Marie Moser, owner of The Edinburgh Bookshop, recently stepped into the film-maker’s chair for a more innovative way of suggesting Christmas picks. "We have a new YouTube channel that we started a few months ago. We’ve been putting up videos recommending books that would be good for presents," she said. "We’ve also started counting down the 30 days to Christmas online with a different book recommendation each day."
The bookshop has started donating books to the local food bank and will continue into the New Year, as "we think this is a very important thing and not just for Christmas", Moser said. It has also raffled books to raise funds for children’s charity Mission Christmas, and is encouraging customers to buy books for children being helped by the charity.
Win-Winston situation
Author and illustrator Alex T Smith painted a mouse with a Christmas card in the shop, with the store being one of many to back his How Winston Delivered Christmas (Pan Macmillan). The book also features on The Mainstreet Trading Company’s "books of the year" flyer. Smith also visited Far From the Madding Crowd in West Lothian, Scotland—owner Sally Pattle told The Bookseller: "It was a huge amount of fun creating the window and Alex came in
to do a stock signing, which should really help boost sales."
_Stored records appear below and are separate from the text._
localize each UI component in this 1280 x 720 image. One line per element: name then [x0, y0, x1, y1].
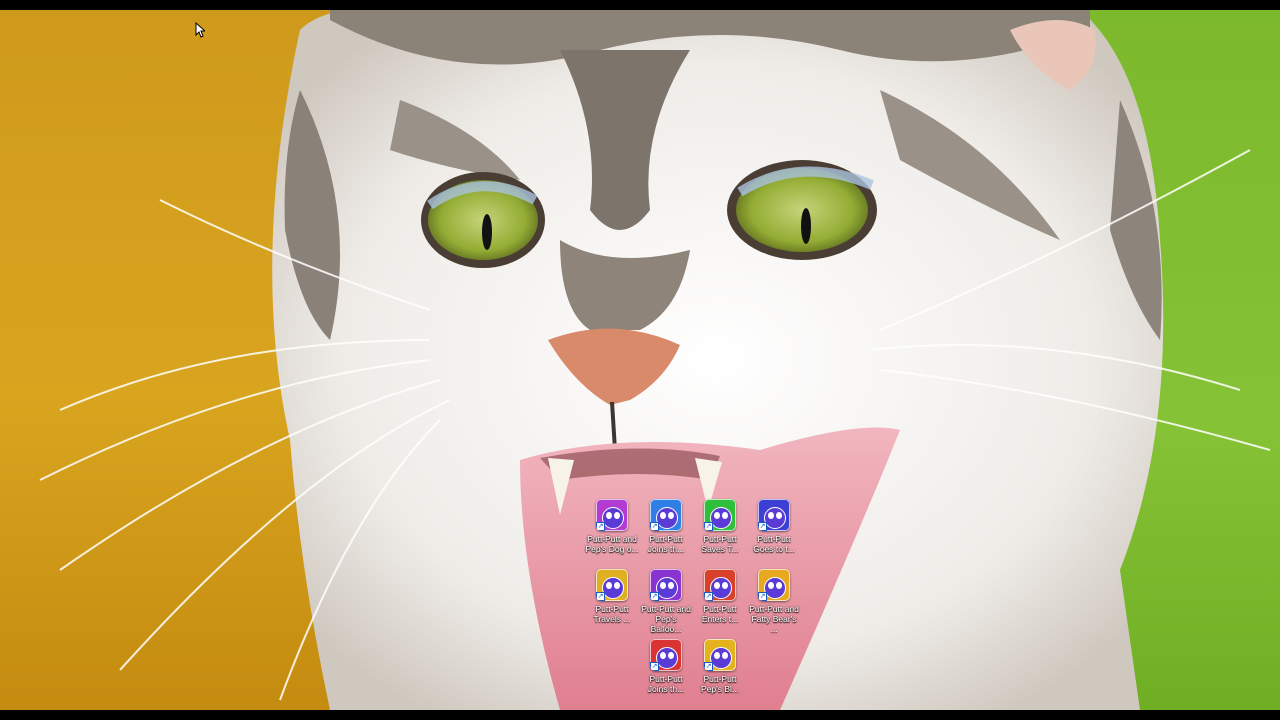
- desktop-shortcut[interactable]: ↗ Putt-Putt Goes to t...: [747, 498, 801, 568]
- desktop-shortcut-label: Putt-Putt Enters t...: [701, 604, 739, 624]
- desktop-shortcut-label: Putt-Putt and Pep's Dog o...: [585, 534, 639, 554]
- putt-putt-circus-icon: ↗: [650, 639, 682, 671]
- desktop-shortcut-label: Putt-Putt and Pep's Balloo...: [641, 604, 691, 634]
- letterbox-bottom: [0, 710, 1280, 720]
- shortcut-arrow-icon: ↗: [758, 592, 767, 601]
- desktop-shortcut-label: Putt-Putt Pep's Bl...: [700, 674, 739, 694]
- desktop-shortcut[interactable]: ↗ Putt-Putt and Fatty Bear's ...: [747, 568, 801, 638]
- putt-putt-pep-icon: ↗: [704, 639, 736, 671]
- shortcut-arrow-icon: ↗: [596, 522, 605, 531]
- shortcut-arrow-icon: ↗: [650, 662, 659, 671]
- desktop-shortcut-label: Putt-Putt Joins th...: [647, 534, 685, 554]
- shortcut-arrow-icon: ↗: [704, 662, 713, 671]
- putt-putt-time-icon: ↗: [596, 569, 628, 601]
- shortcut-arrow-icon: ↗: [758, 522, 767, 531]
- desktop-shortcut-label: Putt-Putt and Fatty Bear's ...: [749, 604, 799, 634]
- putt-putt-zoo-icon: ↗: [704, 499, 736, 531]
- desktop-shortcut-label: Putt-Putt Travels ...: [593, 604, 631, 624]
- shortcut-arrow-icon: ↗: [650, 592, 659, 601]
- shortcut-arrow-icon: ↗: [704, 522, 713, 531]
- desktop[interactable]: ↗ Putt-Putt and Pep's Dog o... ↗ Putt-Pu…: [0, 10, 1280, 710]
- letterbox-top: [0, 0, 1280, 10]
- desktop-shortcut[interactable]: ↗ Putt-Putt Pep's Bl...: [693, 638, 747, 708]
- desktop-shortcut[interactable]: ↗ Putt-Putt and Pep's Balloo...: [639, 568, 693, 638]
- putt-putt-dog-icon: ↗: [596, 499, 628, 531]
- desktop-shortcut-label: Putt-Putt Joins th...: [647, 674, 685, 694]
- putt-putt-fatty-bear-icon: ↗: [758, 569, 790, 601]
- putt-putt-parade-icon: ↗: [650, 499, 682, 531]
- mouse-cursor-icon: [195, 22, 205, 38]
- putt-putt-balloon-icon: ↗: [650, 569, 682, 601]
- desktop-shortcut[interactable]: ↗ Putt-Putt Joins th...: [639, 498, 693, 568]
- desktop-icon-grid: ↗ Putt-Putt and Pep's Dog o... ↗ Putt-Pu…: [585, 498, 801, 708]
- shortcut-arrow-icon: ↗: [704, 592, 713, 601]
- desktop-shortcut[interactable]: ↗ Putt-Putt Enters t...: [693, 568, 747, 638]
- shortcut-arrow-icon: ↗: [596, 592, 605, 601]
- putt-putt-race-icon: ↗: [704, 569, 736, 601]
- putt-putt-moon-icon: ↗: [758, 499, 790, 531]
- desktop-shortcut[interactable]: ↗ Putt-Putt Travels ...: [585, 568, 639, 638]
- desktop-shortcut-label: Putt-Putt Saves T...: [701, 534, 739, 554]
- desktop-shortcut[interactable]: ↗ Putt-Putt and Pep's Dog o...: [585, 498, 639, 568]
- desktop-shortcut-label: Putt-Putt Goes to t...: [753, 534, 795, 554]
- desktop-shortcut[interactable]: ↗ Putt-Putt Saves T...: [693, 498, 747, 568]
- shortcut-arrow-icon: ↗: [650, 522, 659, 531]
- desktop-shortcut[interactable]: ↗ Putt-Putt Joins th...: [639, 638, 693, 708]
Far From the Madding Crowd also created a window display inspired by Shirley Hughes’ Snow in the Garden, using decorations featured in the book, and will offer "bespoke book bundles"—for which customers select a genre and the shop chooses three or five titles in it to be gift-wrapped and posted anywhere in the UK. An "exclusive, guided" whisky tasting with author Dominic Roskrow on 12th December will offer "an ideal way to get into the Christmas spirit," Pattle joked.
Many of the independent retailers who spoke to The Bookseller cited events as a sure-fire way to bring in the crowds over the festive period, including Primrose Hill Books in north London, which is to celebrate its local authors (including Lauren Child and Mary Portas) on 5th December. Daniel Johns, manager of Padstow Bookseller, Cornwall, said the store would participate in the town’s Christmas festival (6th–10th December), which draws 60,000 people to the town.
Aiming high street
Meanwhile, Drake–The Bookshop in Stockton, County Durham, is promoting the power of the personal through its Hand Picked Books subscription. Co-owner Richard Drake echoed the call for keeping things local. "This needs to be the way forward as far as we are concerned. People need to realise there is a direct correlation between them shopping online and their high streets being ghost towns," he said.
Mr B’s Emporium of Reading Delights in Bath is also focusing on the importance of personal recommendations. "We hand-pick all the books in [our Christmas catalogue] and it covers all genres and all of those titles will be 10% off in our shop," co-owner Nic Bottomley told The Bookseller. The store is also launching a pop-up Christmas room in what will be part of the new, expanded shop following a crowdfunding campaign that pulled in £64,000 last month.
Finally, the London Review Bookshop in Bloomsbury, central London, has returned to a more traditional look this year following last Christmas’ aesthetic of pink flamingos and golden pineapples. The Bloomsbury-based store’s window boasts a line of antique gold and William Morris-print paperchains, which was created over the course of a day by a bookseller. The shop will also have a weekly late opening in the run-up to Christmas for more "relaxed shopping", with wine, discounts and festive treats from the adjoining cake shop.